I think in the new year I am going to use this as an outlet. Posting on TTTC is a huge help but sometimes I just need to get all of my thoughts out. This is going to be pretty random for a little while until I am all caught up with what has been going on but I will give it a try. So here goes...
So I feel like we are just beginning this process and we have already been working at it for 14 months. We had our first meeting with an RE a few weeks ago and we are set to start our first cycle on 50mg of clomid, the possibility of a trigger and TI. The RE didnt set up CD3 bloodwork which worries me a little but he seems pretty confident that this is all it's going to take and we dont have any other issues since we were pregnant once before. I am anxious to get this process started. I am expecially anxious about my CD12 ultrasound and bloodwork. What if it says I am not responding? What if this whole cycle is a waste? I am trying to be optimistic because I was producing eggs before, my hormones just werent surging enough to release them, but I am still scared. So we are starting fertility treatments. I will be taking fertility drugs. I cant believe this is happening. This needs to work. I start tomorrow.
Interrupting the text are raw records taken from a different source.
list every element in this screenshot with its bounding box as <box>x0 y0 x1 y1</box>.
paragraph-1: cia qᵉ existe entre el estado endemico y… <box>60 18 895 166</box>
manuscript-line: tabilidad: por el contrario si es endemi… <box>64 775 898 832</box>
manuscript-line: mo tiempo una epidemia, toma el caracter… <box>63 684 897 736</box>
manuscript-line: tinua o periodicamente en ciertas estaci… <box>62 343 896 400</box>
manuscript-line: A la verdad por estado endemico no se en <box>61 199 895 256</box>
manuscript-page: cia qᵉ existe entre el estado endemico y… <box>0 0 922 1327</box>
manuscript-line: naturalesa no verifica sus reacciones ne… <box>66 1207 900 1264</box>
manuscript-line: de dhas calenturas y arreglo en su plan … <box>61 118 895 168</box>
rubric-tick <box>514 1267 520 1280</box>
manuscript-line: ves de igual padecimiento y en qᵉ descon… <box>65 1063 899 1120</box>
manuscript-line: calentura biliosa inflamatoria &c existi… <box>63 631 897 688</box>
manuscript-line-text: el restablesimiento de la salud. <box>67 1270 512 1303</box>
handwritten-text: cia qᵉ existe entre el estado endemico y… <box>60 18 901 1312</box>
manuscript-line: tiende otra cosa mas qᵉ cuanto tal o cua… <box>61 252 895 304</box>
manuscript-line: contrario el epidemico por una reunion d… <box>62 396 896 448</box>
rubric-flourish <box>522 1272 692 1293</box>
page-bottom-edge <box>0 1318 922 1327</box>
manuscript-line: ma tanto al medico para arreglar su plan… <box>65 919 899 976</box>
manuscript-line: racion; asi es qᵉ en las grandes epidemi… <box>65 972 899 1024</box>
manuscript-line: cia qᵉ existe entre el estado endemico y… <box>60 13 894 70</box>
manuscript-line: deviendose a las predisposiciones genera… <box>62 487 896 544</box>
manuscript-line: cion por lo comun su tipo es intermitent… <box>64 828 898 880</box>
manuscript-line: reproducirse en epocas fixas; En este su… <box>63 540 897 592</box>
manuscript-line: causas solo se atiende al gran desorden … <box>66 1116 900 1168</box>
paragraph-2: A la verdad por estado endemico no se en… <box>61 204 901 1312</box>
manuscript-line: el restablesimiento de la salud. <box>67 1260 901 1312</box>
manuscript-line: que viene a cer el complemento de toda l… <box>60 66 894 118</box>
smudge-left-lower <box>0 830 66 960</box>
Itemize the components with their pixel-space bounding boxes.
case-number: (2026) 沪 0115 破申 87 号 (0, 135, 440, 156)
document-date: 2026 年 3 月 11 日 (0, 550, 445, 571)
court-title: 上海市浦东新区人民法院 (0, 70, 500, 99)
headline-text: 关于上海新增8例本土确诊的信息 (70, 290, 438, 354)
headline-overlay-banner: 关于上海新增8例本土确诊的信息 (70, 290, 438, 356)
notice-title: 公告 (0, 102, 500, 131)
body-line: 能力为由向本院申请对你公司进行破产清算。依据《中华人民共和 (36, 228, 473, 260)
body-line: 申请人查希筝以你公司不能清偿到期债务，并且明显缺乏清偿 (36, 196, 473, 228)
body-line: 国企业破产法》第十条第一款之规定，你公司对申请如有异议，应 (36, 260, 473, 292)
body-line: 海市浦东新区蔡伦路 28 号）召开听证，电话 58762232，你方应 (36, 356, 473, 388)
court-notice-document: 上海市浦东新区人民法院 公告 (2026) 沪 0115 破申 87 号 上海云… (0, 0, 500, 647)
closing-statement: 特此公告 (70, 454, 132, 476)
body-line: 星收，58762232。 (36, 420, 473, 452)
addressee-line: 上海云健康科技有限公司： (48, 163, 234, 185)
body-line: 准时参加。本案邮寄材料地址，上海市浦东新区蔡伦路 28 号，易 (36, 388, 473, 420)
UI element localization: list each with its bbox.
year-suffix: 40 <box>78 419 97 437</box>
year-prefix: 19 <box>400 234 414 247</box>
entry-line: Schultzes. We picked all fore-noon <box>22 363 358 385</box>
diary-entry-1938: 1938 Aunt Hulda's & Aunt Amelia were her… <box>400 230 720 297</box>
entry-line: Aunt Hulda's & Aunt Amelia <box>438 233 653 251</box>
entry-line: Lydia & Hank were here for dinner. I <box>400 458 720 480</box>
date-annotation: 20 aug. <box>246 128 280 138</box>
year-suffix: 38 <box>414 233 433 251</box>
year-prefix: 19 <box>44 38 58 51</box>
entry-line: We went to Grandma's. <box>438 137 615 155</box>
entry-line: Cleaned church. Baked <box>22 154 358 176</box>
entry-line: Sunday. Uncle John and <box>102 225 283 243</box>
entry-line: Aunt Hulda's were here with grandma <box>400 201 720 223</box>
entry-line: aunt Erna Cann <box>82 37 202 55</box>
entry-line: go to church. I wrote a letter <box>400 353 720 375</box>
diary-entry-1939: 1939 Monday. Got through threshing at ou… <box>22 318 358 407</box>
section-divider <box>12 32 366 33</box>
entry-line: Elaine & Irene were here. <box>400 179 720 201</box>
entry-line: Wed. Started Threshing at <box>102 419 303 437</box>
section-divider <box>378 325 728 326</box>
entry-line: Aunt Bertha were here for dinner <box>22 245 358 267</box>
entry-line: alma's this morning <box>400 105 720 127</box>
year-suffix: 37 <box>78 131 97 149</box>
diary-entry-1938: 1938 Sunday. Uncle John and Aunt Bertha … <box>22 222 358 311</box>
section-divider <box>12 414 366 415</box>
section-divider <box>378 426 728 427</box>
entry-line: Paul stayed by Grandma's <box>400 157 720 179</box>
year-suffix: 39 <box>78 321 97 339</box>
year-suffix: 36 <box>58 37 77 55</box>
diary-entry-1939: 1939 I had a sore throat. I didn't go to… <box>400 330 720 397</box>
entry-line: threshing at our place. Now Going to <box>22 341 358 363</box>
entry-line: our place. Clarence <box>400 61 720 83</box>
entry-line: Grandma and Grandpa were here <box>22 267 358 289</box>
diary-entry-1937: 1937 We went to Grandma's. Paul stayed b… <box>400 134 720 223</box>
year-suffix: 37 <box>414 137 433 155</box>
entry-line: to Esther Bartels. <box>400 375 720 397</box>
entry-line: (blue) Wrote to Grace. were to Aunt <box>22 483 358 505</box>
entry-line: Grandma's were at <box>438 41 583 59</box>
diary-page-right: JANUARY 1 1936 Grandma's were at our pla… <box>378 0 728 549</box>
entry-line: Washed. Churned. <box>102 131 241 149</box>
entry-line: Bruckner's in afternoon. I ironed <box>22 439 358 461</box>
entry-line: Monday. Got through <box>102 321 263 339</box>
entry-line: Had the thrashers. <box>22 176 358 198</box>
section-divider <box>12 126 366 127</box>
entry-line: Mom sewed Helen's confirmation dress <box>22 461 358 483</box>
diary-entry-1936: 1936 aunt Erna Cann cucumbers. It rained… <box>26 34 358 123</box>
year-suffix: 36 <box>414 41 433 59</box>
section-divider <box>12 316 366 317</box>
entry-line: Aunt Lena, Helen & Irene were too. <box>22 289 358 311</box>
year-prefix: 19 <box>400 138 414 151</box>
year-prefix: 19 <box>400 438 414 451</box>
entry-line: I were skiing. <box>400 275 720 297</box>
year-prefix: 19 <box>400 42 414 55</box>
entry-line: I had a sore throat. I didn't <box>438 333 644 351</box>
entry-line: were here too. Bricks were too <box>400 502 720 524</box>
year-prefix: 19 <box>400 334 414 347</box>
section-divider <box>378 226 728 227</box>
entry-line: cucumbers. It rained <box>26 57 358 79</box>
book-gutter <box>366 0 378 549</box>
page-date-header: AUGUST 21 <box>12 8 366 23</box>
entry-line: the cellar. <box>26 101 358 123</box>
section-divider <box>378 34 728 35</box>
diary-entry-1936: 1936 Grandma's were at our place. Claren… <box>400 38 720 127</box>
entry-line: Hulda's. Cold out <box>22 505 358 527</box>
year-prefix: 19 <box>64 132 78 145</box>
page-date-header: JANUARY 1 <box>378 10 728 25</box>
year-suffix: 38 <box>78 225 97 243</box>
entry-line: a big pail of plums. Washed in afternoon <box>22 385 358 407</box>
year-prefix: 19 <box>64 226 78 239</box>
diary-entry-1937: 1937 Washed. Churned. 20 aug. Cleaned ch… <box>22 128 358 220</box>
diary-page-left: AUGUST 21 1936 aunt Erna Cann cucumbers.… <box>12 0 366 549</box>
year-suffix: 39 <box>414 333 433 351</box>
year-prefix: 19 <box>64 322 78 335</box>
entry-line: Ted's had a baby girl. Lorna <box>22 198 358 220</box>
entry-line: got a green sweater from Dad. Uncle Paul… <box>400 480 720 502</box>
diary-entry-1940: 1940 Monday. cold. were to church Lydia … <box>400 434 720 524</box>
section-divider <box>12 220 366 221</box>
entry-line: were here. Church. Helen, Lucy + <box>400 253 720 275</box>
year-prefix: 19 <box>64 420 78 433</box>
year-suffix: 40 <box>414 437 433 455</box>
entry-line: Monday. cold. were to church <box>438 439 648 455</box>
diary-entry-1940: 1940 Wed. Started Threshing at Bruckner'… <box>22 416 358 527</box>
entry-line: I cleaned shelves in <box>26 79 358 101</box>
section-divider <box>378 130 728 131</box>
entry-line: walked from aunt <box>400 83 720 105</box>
I do have to say that today isnt a bad day. Yesterday was an extremely bad day but today is much better. I am hopeful and optimistic. I am a little annoyed that we have to deal with this and it is already inconvenient. We are supposed to go to the shore for new years weekend with my family and I have my CD12 appointment that friday. Depending on how that goes, we may need to have another appointment over the weekend or we may need to BD multiple times over the weekend if the RE decides to trigger. Either way, a weekend at the shore sleeping on an air mattress in the living room is probably out of the question but we wont know for sure until that day. Annoying. Worth it, but annoying.